Mengawali pagi dengan semangkuk Soto.. nikmat bukan ? Dan pagi itu di depan Pasar Klitikhan Pakuncen saya harus rela mengantri untuk memperoleh tempat untuk dapat sekadar menikmati soto di warung milik Bu Atin. Ya benar, ini demi semangkuk soto daging seharga lima ribu rupiah. Tapi justru yang selalu membuat saya merasa harus dan wajib mampir untuk merasakannya setiap ada kesempatan pulang ke Jogja.

Isi dalam semangkuk soto ini tidak banyak berbeda dengan soto lainnya, namun aroma khas kuahnya yang dimasak dengan tungku kayu bakar dalam kuali tembikar yang membuat selera saya berlipat-lipat setiap menyantapnya. Dengan kuali tembikar dari tanah liat tersebut, konon proses pematangan akan berjalan sempurna. Dan aroma unik yang timbul dari persenyawaan pembakaran tanah dengan kuah kaldu yang berbumbu soto dari aneka rempah itu yang membedakannya dengan kuah soto lain yang mungkin dimasak dengan kuali logam. Apalagi dengan mengunakan kayu bakar yang membuat bara apinya memanasi kuali secara merata serta tentunya menjaga temperatur kuah soto agar tetap panas dan sedap bila disantap.
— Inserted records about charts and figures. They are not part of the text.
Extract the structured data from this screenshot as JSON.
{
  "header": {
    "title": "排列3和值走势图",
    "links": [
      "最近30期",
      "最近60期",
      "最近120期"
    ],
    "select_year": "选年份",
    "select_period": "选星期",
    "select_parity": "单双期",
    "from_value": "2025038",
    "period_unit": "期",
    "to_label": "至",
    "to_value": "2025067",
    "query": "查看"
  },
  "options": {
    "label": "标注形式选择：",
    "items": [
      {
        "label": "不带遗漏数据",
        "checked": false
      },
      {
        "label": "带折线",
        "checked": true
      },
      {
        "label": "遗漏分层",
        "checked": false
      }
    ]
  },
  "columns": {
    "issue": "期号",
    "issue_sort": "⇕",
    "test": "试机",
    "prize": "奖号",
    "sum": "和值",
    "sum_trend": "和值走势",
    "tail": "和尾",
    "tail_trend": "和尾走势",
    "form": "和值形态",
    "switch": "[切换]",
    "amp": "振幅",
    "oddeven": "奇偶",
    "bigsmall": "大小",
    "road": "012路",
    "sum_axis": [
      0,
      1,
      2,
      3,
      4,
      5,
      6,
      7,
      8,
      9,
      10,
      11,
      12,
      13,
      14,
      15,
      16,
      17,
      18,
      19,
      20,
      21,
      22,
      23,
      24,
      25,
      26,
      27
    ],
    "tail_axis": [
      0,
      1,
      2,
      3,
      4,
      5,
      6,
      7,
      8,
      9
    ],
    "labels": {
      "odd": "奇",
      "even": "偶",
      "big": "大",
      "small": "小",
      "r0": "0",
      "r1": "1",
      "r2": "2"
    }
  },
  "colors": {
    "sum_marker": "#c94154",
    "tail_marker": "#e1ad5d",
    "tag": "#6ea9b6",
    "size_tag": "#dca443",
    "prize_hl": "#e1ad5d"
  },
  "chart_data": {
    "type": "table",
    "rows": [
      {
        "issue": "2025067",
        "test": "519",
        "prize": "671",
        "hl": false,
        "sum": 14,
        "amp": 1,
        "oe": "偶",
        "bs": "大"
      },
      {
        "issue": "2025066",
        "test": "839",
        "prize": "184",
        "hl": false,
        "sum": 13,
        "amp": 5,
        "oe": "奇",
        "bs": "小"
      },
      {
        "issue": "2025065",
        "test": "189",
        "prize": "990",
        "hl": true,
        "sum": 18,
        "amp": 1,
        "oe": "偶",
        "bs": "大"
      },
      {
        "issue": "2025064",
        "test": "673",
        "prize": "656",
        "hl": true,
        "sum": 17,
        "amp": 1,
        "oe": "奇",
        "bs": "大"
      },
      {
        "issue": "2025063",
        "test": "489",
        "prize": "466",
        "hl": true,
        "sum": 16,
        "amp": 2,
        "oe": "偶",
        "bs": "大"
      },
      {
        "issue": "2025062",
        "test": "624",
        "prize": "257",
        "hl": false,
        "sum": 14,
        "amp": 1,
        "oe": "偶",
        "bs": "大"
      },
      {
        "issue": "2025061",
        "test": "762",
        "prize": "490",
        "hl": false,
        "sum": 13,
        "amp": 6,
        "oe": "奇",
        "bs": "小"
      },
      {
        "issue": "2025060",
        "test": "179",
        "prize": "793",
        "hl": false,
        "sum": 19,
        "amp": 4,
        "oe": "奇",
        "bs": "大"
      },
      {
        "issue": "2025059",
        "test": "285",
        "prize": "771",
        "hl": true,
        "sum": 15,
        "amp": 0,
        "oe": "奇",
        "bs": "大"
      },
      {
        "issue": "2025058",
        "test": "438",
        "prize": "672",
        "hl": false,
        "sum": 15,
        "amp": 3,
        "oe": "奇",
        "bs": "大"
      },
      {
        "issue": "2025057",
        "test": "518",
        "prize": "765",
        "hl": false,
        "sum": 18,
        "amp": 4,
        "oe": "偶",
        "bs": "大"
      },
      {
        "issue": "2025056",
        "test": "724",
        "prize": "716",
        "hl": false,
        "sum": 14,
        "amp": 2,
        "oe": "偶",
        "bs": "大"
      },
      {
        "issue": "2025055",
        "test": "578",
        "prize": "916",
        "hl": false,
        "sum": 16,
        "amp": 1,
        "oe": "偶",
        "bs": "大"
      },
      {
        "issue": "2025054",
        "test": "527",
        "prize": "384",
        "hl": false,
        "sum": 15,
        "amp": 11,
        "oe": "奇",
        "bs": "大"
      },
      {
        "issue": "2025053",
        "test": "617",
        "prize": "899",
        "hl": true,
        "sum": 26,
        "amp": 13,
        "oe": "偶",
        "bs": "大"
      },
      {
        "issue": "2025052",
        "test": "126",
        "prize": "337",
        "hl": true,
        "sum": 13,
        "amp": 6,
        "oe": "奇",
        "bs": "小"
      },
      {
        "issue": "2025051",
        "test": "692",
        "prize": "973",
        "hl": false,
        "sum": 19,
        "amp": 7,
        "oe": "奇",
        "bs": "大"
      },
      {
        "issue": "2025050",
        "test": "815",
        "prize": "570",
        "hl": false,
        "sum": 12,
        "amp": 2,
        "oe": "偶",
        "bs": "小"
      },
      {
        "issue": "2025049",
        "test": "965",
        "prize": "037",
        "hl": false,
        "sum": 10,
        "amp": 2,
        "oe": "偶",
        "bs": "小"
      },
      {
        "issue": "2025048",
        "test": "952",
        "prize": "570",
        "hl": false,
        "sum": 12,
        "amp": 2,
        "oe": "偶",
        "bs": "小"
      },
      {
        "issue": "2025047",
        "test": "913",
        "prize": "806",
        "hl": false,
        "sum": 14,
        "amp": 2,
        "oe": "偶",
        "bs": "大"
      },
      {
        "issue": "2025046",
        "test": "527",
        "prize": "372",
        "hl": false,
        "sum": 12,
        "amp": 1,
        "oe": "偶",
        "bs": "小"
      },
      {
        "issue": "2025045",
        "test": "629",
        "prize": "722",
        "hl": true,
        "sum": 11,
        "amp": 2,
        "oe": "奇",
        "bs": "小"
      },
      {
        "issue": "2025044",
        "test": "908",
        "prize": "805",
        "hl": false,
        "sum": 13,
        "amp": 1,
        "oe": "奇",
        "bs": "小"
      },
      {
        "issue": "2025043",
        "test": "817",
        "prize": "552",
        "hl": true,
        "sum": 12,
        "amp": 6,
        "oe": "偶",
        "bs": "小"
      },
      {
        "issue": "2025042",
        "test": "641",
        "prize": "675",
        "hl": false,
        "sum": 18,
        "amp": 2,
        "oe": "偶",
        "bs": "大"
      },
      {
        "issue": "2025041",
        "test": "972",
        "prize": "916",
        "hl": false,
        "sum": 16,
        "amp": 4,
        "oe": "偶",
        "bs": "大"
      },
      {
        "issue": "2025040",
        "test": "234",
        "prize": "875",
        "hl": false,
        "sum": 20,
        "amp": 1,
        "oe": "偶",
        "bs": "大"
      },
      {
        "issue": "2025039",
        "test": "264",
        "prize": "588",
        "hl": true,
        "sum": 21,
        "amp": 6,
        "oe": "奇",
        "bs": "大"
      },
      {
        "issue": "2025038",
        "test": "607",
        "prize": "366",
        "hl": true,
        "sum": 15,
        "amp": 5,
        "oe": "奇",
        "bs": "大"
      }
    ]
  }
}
Ketika pasar Pakuncen masih berupa pasar hewan, di awal 90-an Bu Atin memulai usahanya dengan membuka tenda sederhana yang menempati halaman rumah seseorang. Kebetulan halaman itu terletak di bagian muka pasar, sehingga lokasi di tepi jalan membuatnya sangat strategis serta mudah dicapai oleh banyak orang. Tidak cuma bagi yang berkepentingan ke pasar hewan, tapi juga anak sekolah, pegawai, sopir, kusir andong atau pejalan kaki dan pemburu kuliner lainnya. Sejak masa Pakuncen masih jadi pasar hewan, soto bu Atin sudah dikenal sebagai menu sarapan pagi favorit. Selain harganya yang murah juga rasa khasnya yang bisa membuat orang ketagihan pada soto itu.

Ketika pasar Pakuncen berubah fungsi sebagai pasar klithikan (loak dan barang bekas), maka renovasi pasar menjadi bertingkat dengan lahan yang parkir cukup luas di area depannya memaksa bu Atin harus memindahkan warung tenda miliknya ke seberang jalan. Tetapi dengan masih tetap mempertahankan keunikan rasa dan teknik memasaknya maka di tempat baru itu, justru usaha warung soto tersebut jadi makin berkembang pesat. Sekarang kita tak akan lagi menjumpai warung tenda sederhana melainkan satu bangunan warung permanen berdinding bata yang berdiri dengan cukup baik.

Bu Atin, memulai usahanya tersebut dengan dibantu anak-anaknya yang ketika itu masih pada bersekolah, dan dari sinilah proses pembelajaran kewirausahaannya ditularkan pada mereka. Mulai dari belanja bahan, meracik resep, memasak di rumah, sampai menyiapkan buka tenda, menerima serta melayani pelanggan secara langsung diajarkan dalam praktek yang nyata. Dengan sendirinya, jiwa wirausaha ini tertanam pada anak-anak bu Atin.

Kini, seiring dengan berkembangnya usaha itu, warung soto bu Atin telah mampu membuka dua cabang yang dikelola oleh anak-anaknya tadi. Satu di Jalan Suryodiningratan dan satu lagi di Jalan Parangtritis. Proses regenerasi telah terjadi, tak jauh beda dengan warung sang ibu maka warung merekapun juga sama ramainya. Dan tentu saja, dengan mempertahankan resep dan cita rasa selezat milik soto bu Atin dan (tak lupa) tetap memasang ‘label’ / brand yang sudah dan akan selalu mudah dikenali para penggemar soto bikinannya : “SOTO KWALI BU ATIN..!”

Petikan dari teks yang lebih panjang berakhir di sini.